Does the description disclose side effects, auth requirements, rate limits, or destructive behavior?

No annotations are provided, so the description carries the full burden. It only states the basic action ('get the weather') without disclosing behavioral traits like error handling, data freshness, rate limits, or authentication needs. This leaves significant gaps for a tool with no annotation coverage.

Agents need to know what a tool does to the world before calling it. Descriptions should go beyond structured annotations to explain consequences.

Conciseness4/5

Is the description appropriately sized, front-loaded, and free of redundancy?

The description is a single, efficient sentence with no wasted words, making it appropriately sized and front-loaded. However, it could be more structured (e.g., by including key details) without sacrificing conciseness.

Shorter descriptions cost fewer tokens and are easier for agents to parse. Every sentence should earn its place.

Completeness2/5

Given the tool's complexity, does the description cover enough for an agent to succeed on first attempt?

Given the tool's simplicity (1 parameter, no output schema, no annotations), the description is incomplete.
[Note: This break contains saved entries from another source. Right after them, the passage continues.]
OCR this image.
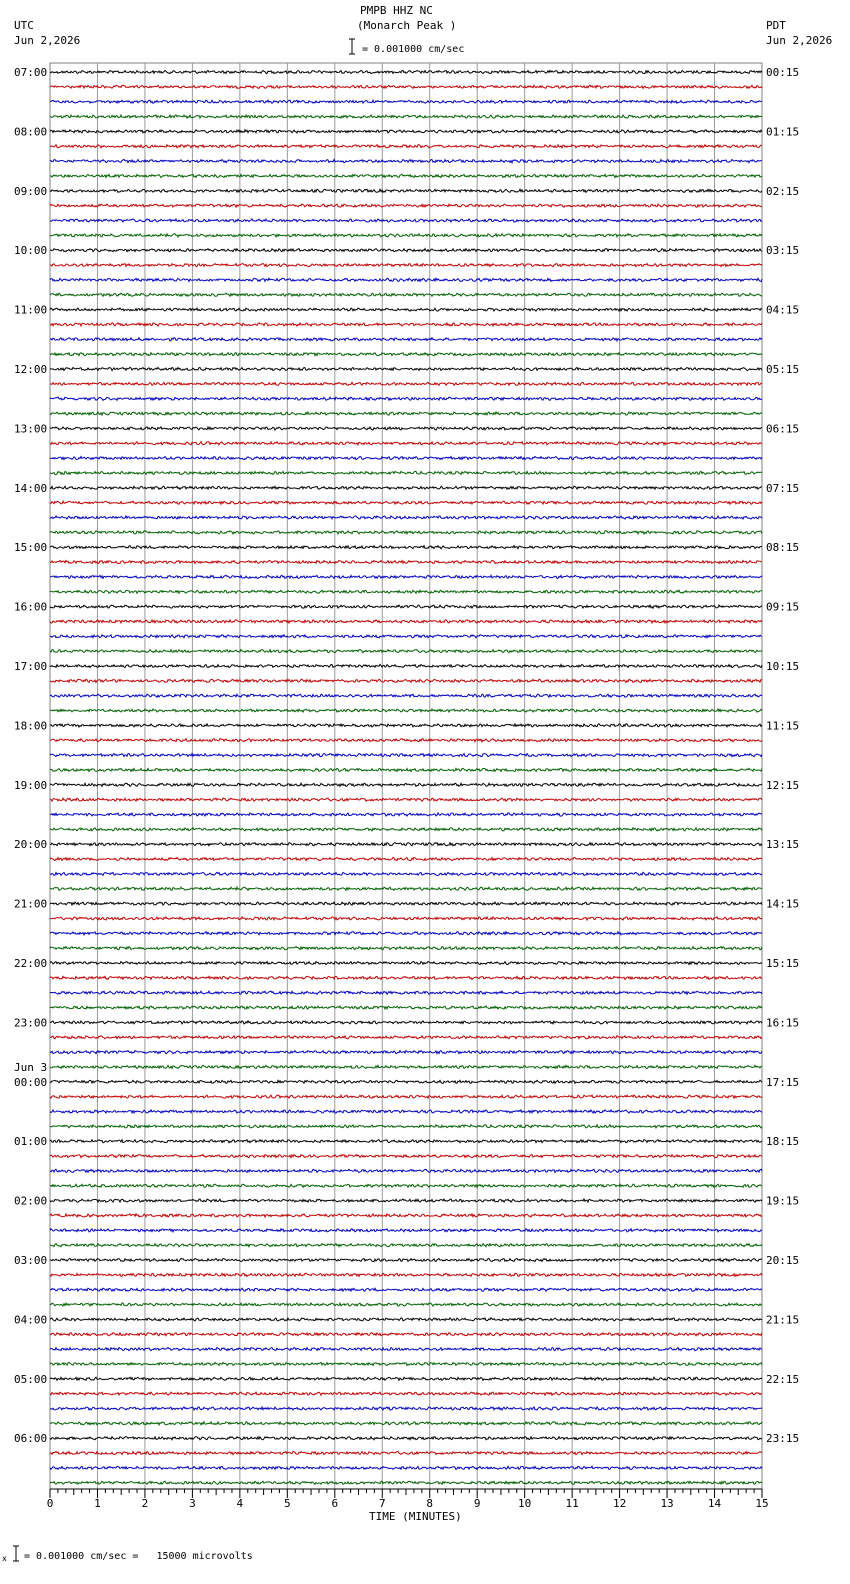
0	1	2	3	4	5	6	7	8	9	10	11	12	13	14	15
07:00	00:15
08:00	01:15
09:00	02:15
10:00	03:15
11:00	04:15
12:00	05:15
13:00	06:15
14:00	07:15
15:00	08:15
16:00	09:15
17:00	10:15
18:00	11:15
19:00	12:15
20:00	13:15
21:00	14:15
22:00	15:15
23:00	16:15
00:00	17:15
01:00	18:15
02:00	19:15
03:00	20:15
04:00	21:15
05:00	22:15
06:00	23:15
Jun 3
PMPB HHZ NC
(Monarch Peak )
UTC
Jun 2,2026
PDT
Jun 2,2026
= 0.001000 cm/sec
TIME (MINUTES)
x = 0.001000 cm/sec =   15000 microvolts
It lacks details on what weather data is returned (e.g., temperature, conditions), potential errors, or usage context, making it inadequate for full understanding.

Complex tools with many parameters or behaviors need more documentation. Simple tools need less. This dimension scales expectations accordingly.

Parameters3/5

Does the description clarify parameter syntax, constraints, interactions, or defaults beyond what the schema provides?

The input schema has 100% coverage, clearly documenting the 'city' parameter. The description adds no meaning beyond the schema (e.g., format examples or constraints), so it meets the baseline of 3 where the schema does the heavy lifting.

Input schemas describe structure but not intent. Descriptions should explain non-obvious parameter relationships and valid value ranges.

Purpose3/5

Does the description clearly state what the tool does and how it differs from similar tools?

The description states the tool's purpose ('get the weather of a city') with a clear verb ('get') and resource ('weather'), but it's vague about scope (e.g., current vs. forecast) and lacks sibling tools for differentiation. It's not tautological but lacks specificity beyond the basic function.

Agents choose between tools based on descriptions. A clear purpose with a specific verb and resource helps agents select the right tool.

Usage Guidelines2/5

Does the description explain when to use this tool, when not to, or what alternatives exist?

The description provides no guidance on when to use this tool vs. alternatives, prerequisites, or context. With no sibling tools, it doesn't need to distinguish from others, but it still lacks any usage instructions (e.g., for what scenarios or inputs).

Agents often have multiple tools that could apply. Explicit usage guidance like "use X instead of Y when Z" prevents misuse.